Bench Memos

Law & the Courts

Casey’s False Reliance Claim

For now, I’ll highlight just one more article (on top of the two I covered in these posts) in the new “End Roe” issue of National Review.

In its stare decisis analysis of Roe v. Wade, the plurality opinion in Planned Parenthood v. Casey (1992) concocted what Chief Justice Rehnquist in dissent properly labeled “an unconventional—and unconvincing—notion of reliance.” In the plurality’s view:

[F]or two decades of economic and social developments, people have organized intimate relationships and made choices that define their views of themselves and their places in society, in reliance on the availability of abortion in the event that contraception should fail. The ability of women to participate equally in the economic and social life of the Nation has been facilitated by their ability to control their reproductive lives.

Set aside the fact that this is not the sort of reliance—detrimental reliance—that stare decisis protects against (see EPPC amicus brief at 14-15), and set aside further that the democratic processes can fully take into account these concerns. Even on its own terms, Casey’s reliance argument fails.

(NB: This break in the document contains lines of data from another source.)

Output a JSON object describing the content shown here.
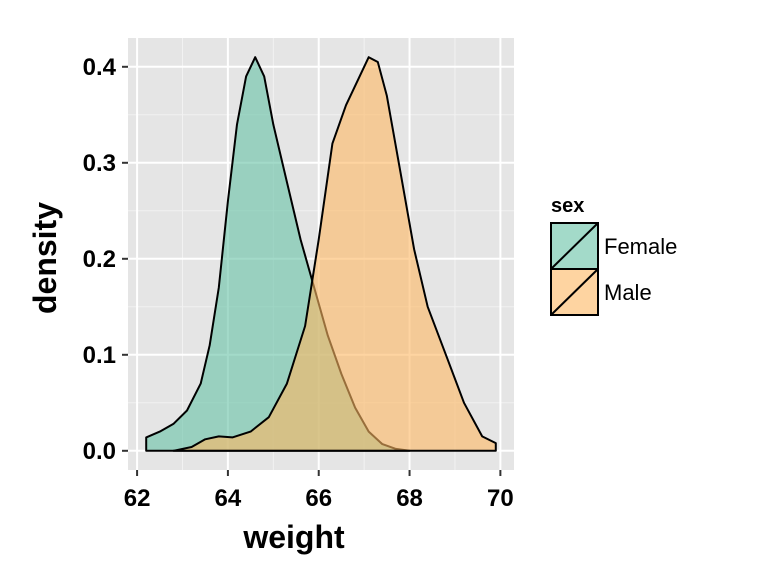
{
  "chart_data": {
    "type": "area",
    "subtype": "density",
    "xlabel": "weight",
    "ylabel": "density",
    "xlim": [
      61.8,
      70.3
    ],
    "ylim": [
      -0.02,
      0.43
    ],
    "x_ticks": [
      62,
      64,
      66,
      68,
      70
    ],
    "y_ticks": [
      0.0,
      0.1,
      0.2,
      0.3,
      0.4
    ],
    "x_tick_labels": [
      "62",
      "64",
      "66",
      "68",
      "70"
    ],
    "y_tick_labels": [
      "0.0",
      "0.1",
      "0.2",
      "0.3",
      "0.4"
    ],
    "grid": true,
    "panel_background": "#E5E5E5",
    "legend": {
      "title": "sex",
      "position": "right",
      "entries": [
        "Female",
        "Male"
      ]
    },
    "series": [
      {
        "name": "Female",
        "color": "#66C2A5",
        "x": [
          62.2,
          62.5,
          62.8,
          63.1,
          63.4,
          63.6,
          63.8,
          64.0,
          64.2,
          64.4,
          64.6,
          64.8,
          65.0,
          65.3,
          65.6,
          65.9,
          66.2,
          66.5,
          66.8,
          67.1,
          67.4,
          67.7,
          68.0
        ],
        "y": [
          0.014,
          0.02,
          0.028,
          0.042,
          0.07,
          0.11,
          0.17,
          0.26,
          0.34,
          0.39,
          0.41,
          0.39,
          0.34,
          0.28,
          0.22,
          0.17,
          0.12,
          0.08,
          0.045,
          0.02,
          0.007,
          0.002,
          0.0
        ]
      },
      {
        "name": "Male",
        "color": "#FDB863",
        "x": [
          62.8,
          63.2,
          63.5,
          63.8,
          64.1,
          64.5,
          64.9,
          65.3,
          65.7,
          66.0,
          66.3,
          66.6,
          66.9,
          67.1,
          67.3,
          67.5,
          67.8,
          68.1,
          68.4,
          68.8,
          69.2,
          69.6,
          69.9
        ],
        "y": [
          0.0,
          0.004,
          0.012,
          0.015,
          0.014,
          0.02,
          0.035,
          0.07,
          0.13,
          0.22,
          0.32,
          0.36,
          0.39,
          0.41,
          0.405,
          0.37,
          0.29,
          0.21,
          0.15,
          0.1,
          0.05,
          0.015,
          0.008
        ]
      }
    ]
  }
}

As my EPPC colleague Erika Bachiochi explains, easy access to abortion encouraged “more sexual risk-taking,” which in turn “resulted in more children conceived, and increasingly outside of marriage.” This has not benefited women generally:

Ironically, in the world that Roe created, the risks of sex — and the responsibilities of having children — have been assumed disproportionately by women. For far too many men, children are no longer part of the sexual bargain.

Further, Bachiochi argues, Roe and Casey

bear some blame for the fact that workplaces remain deeply inhospitable to women (and increasingly men) with children. Rather than challenge workplace norms head-on, the decades-long quest for unfettered abortion feeds into the model of the ideal male worker who is beholden to no one but his boss. If abortion is what enables women to participate in the workplace, then perhaps costly accommodations, flexible work schedules, and part-time-pay equity are not so necessary.

Recalling a history that many choose to ignore, Bachiochi concludes:

The earliest women’s-rights advocates in this country knew that for women to participate more fully in the economic and social life of the nation, the nation would need to become far more hospitable to children and the women who bear them. The first woman to run for president of the United States, in 1872, was not only an outspoken advocate of constitutional equality for women, she also advocated the rights of children — rights that, as she said, “begin while yet they remain the fetus.” Victoria Woodhull and the women’s-rights advocates of her time knew what 1970s feminist advocates of abortion would come to forget: The advancement of women will be possible only when the dignity of their children, born and unborn, is protected.

(Bachiochi’s article draws on the amicus brief that she co-authored on behalf of a large group of women scholars and professionals in the pending Dobbs case.)